How to be Punk Rock

The first thing about being “punk rock” is probably the most important: ignore the term “punk rock”. Get it out of your head completely. Stop thinking about it as a label, a concept or a state-of-mind. Are you finished? Good, you’re well on your way to becoming punk rock.

The word “punk” was first in common usage in the late-60’s. It was mostly used to describe ne’er-do-wells and people that didn’t conform to the normal standards of society. If you were a young man committing random acts of larceny in 1968, then you were most likely called a “punk” by someone else. It wasn’t used as a musical phrase until 1970 in a Chicago Tribune article and even then it was used to describe something outside of the mainstream aesthetic.

For a while the word “punk” was used to classify styles of music that didn’t quite fit other classification. Bands like The Clash and The Ramones are both considered punk, however their music styles sound quite different. Music critics tried to assign other kinds of labels combined with the word “punk” like “protopunk”, “anarcho-punk”, “post-punk”, etc…and were at a loss to provide a clear, musical reason how all these disparate bands could all be considered “PUNK”.

This ultimately leads to what it means to be “punk rock”. See, being a punk means being whatever it is you want to be.
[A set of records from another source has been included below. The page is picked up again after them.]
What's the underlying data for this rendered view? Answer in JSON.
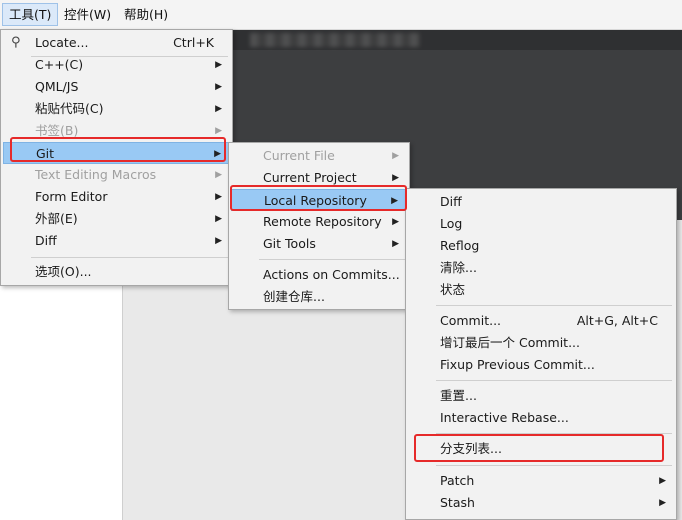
{
  "menubar": {
    "items": [
      {
        "label": "工具(T)"
      },
      {
        "label": "控件(W)"
      },
      {
        "label": "帮助(H)"
      }
    ]
  },
  "tools_menu": {
    "items": [
      {
        "label": "Locate...",
        "shortcut": "Ctrl+K"
      },
      {
        "label": "C++(C)"
      },
      {
        "label": "QML/JS"
      },
      {
        "label": "粘贴代码(C)"
      },
      {
        "label": "书签(B)"
      },
      {
        "label": "Git"
      },
      {
        "label": "Text Editing Macros"
      },
      {
        "label": "Form Editor"
      },
      {
        "label": "外部(E)"
      },
      {
        "label": "Diff"
      },
      {
        "label": "选项(O)..."
      }
    ]
  },
  "git_menu": {
    "items": [
      {
        "label": "Current File"
      },
      {
        "label": "Current Project"
      },
      {
        "label": "Local Repository"
      },
      {
        "label": "Remote Repository"
      },
      {
        "label": "Git Tools"
      },
      {
        "label": "Actions on Commits..."
      },
      {
        "label": "创建仓库..."
      }
    ]
  },
  "local_repo_menu": {
    "items": [
      {
        "label": "Diff"
      },
      {
        "label": "Log"
      },
      {
        "label": "Reflog"
      },
      {
        "label": "清除..."
      },
      {
        "label": "状态"
      },
      {
        "label": "Commit...",
        "shortcut": "Alt+G, Alt+C"
      },
      {
        "label": "增订最后一个 Commit..."
      },
      {
        "label": "Fixup Previous Commit..."
      },
      {
        "label": "重置..."
      },
      {
        "label": "Interactive Rebase..."
      },
      {
        "label": "分支列表..."
      },
      {
        "label": "Patch"
      },
      {
        "label": "Stash"
      }
    ]
  },
  "colors": {
    "highlight": "#99c9f4",
    "callout": "#e62a2a",
    "editor_bg": "#3d3e40"
  }
}
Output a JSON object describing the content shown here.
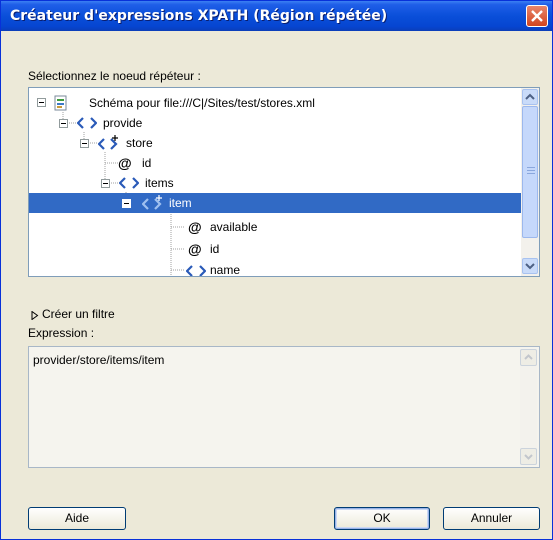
{
  "window": {
    "title": "Créateur d'expressions XPATH (Région répétée)"
  },
  "tree": {
    "label": "Sélectionnez le noeud répéteur :",
    "nodes": [
      {
        "text": "Schéma pour file:///C|/Sites/test/stores.xml",
        "icon": "schema-file-icon"
      },
      {
        "text": "provide",
        "icon": "element-icon"
      },
      {
        "text": "store",
        "icon": "repeating-element-icon"
      },
      {
        "text": "id",
        "icon": "attribute-icon"
      },
      {
        "text": "items",
        "icon": "element-icon"
      },
      {
        "text": "item",
        "icon": "repeating-element-icon",
        "selected": true
      },
      {
        "text": "available",
        "icon": "attribute-icon"
      },
      {
        "text": "id",
        "icon": "attribute-icon"
      },
      {
        "text": "name",
        "icon": "element-icon"
      }
    ]
  },
  "filter": {
    "label": "Créer un filtre"
  },
  "expression": {
    "label": "Expression :",
    "value": "provider/store/items/item"
  },
  "buttons": {
    "help": "Aide",
    "ok": "OK",
    "cancel": "Annuler"
  },
  "colors": {
    "titlebar": "#0a4fd9",
    "selection": "#316ac5",
    "dialog_bg": "#ece9d8"
  }
}
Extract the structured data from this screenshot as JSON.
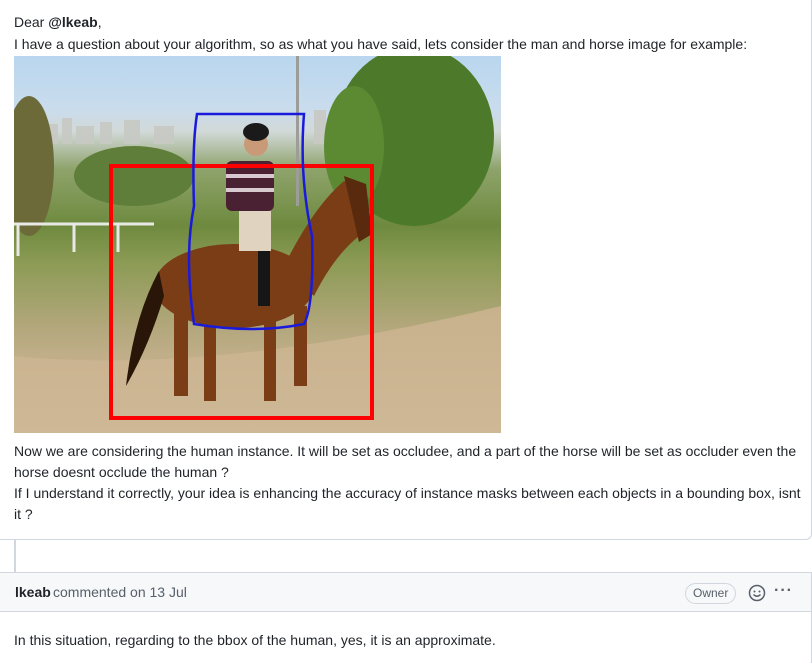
{
  "comment1": {
    "greeting_prefix": "Dear ",
    "mention": "@lkeab",
    "greeting_suffix": ",",
    "line1": "I have a question about your algorithm, so as what you have said, lets consider the man and horse image for example:",
    "para1_line1": "Now we are considering the human instance. It will be set as occludee, and a part of the horse will be set as occluder even the",
    "para1_line2": "horse doesnt occlude the human ?",
    "para2_line1": "If I understand it correctly, your idea is enhancing the accuracy of instance masks between each objects in a bounding box, isnt",
    "para2_line2": "it ?"
  },
  "image": {
    "description_icon": "photo-man-riding-horse",
    "box_colors": {
      "horse_bbox": "#ff0000",
      "human_mask": "#1a1adb"
    }
  },
  "comment2": {
    "author": "lkeab",
    "commented": "commented on 13 Jul",
    "badge": "Owner",
    "emoji_icon": "smiley-icon",
    "more_icon": "kebab-icon",
    "more_label": "···",
    "body": "In this situation, regarding to the bbox of the human, yes, it is an approximate."
  }
}
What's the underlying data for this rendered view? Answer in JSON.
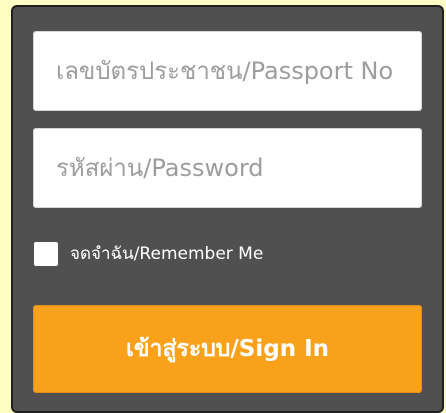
{
  "login": {
    "username_placeholder": "เลขบัตรประชาชน/Passport No",
    "password_placeholder": "รหัสผ่าน/Password",
    "remember_label": "จดจำฉัน/Remember Me",
    "signin_label": "เข้าสู่ระบบ/Sign In"
  },
  "colors": {
    "panel": "#505050",
    "button": "#f9a11b",
    "background": "#fdfdc4"
  }
}
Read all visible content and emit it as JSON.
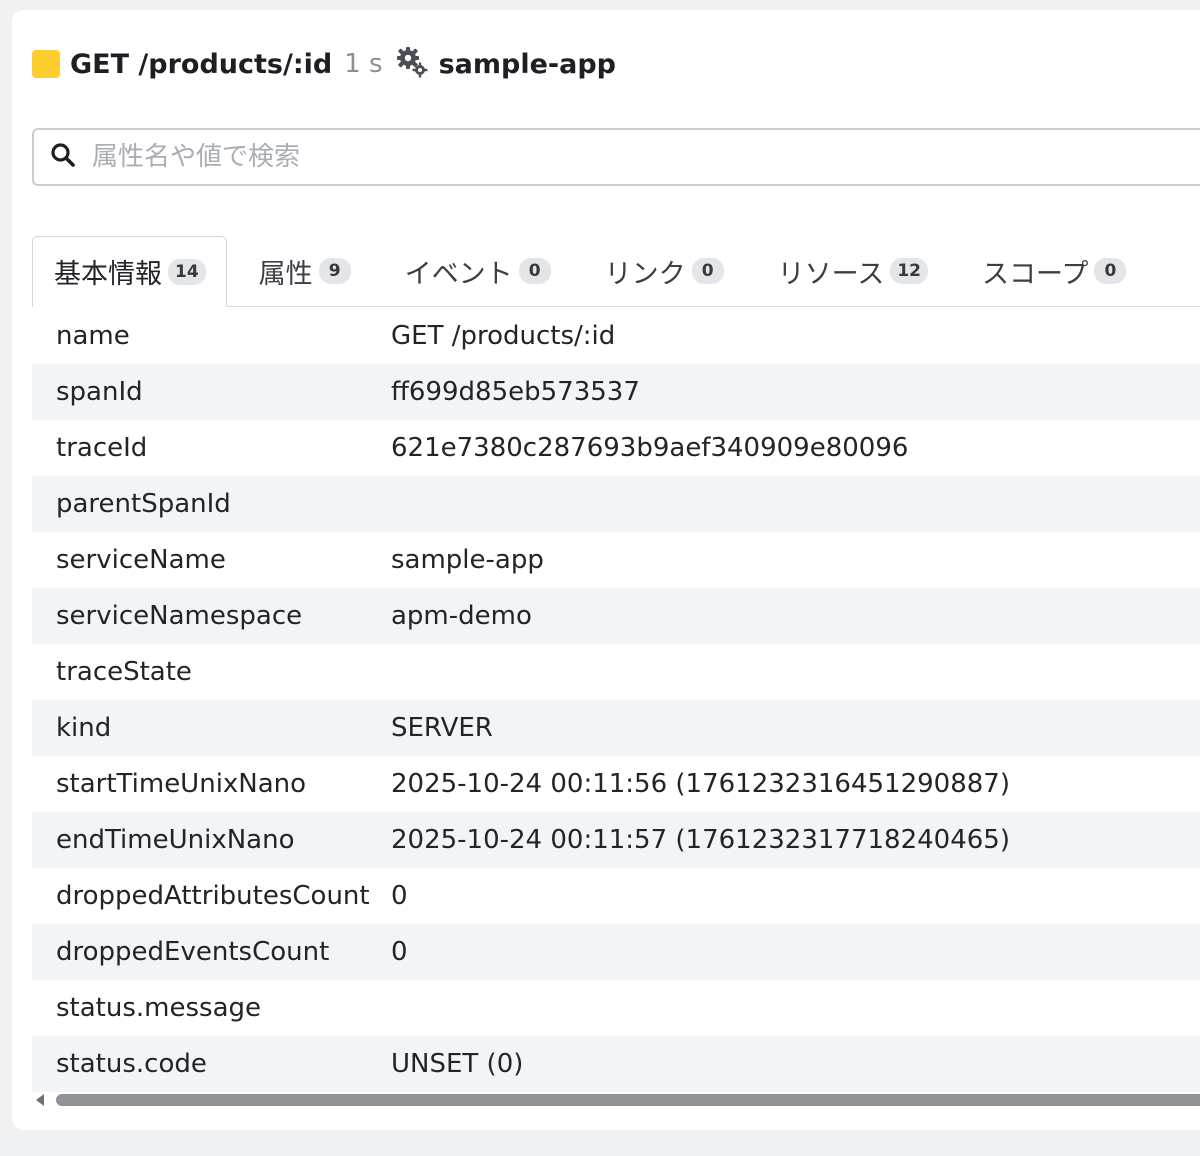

It means following your own path and not conforming to a mainstream path just for the sake of fitting in. It means doing things for yourself and not relying on a “the system” to take care of it for you. The term has become weird and bastardized by the mainstream because suddenly being different meant being cool and this is why the term is losing all meaning.

In the early days of the punk movment, punks were ostracized and rejected by the mainstream. They were told to “get a job” and kids were being kicked out of their parents houses for not fitting in with what their peers were doing. But suddenly, in the mid-90’s, bands like Blink-182 were trying to bring the punk aesthetic into the mainstream eye. And though the way they were doing it was totally punk rock and one of the main reasons the movement has suffered as much as it has, it completely ushered in the mainstream punk era.

To be a punk in today’s world means not calling yourself “punk rock”. It means seeking out and finding music that is not succumbing to mainstream ideals. It means doing things for yourself and creating grassroots movements of art, music, film and culture. It means supporting local music and local artists and rejecting mainstream aesthetics - not just for the sake of being different, but because it’s unoriginal and motivated only by money.

And most of all, being punk means creating art for the sake of art and being different for the sake of creating something new.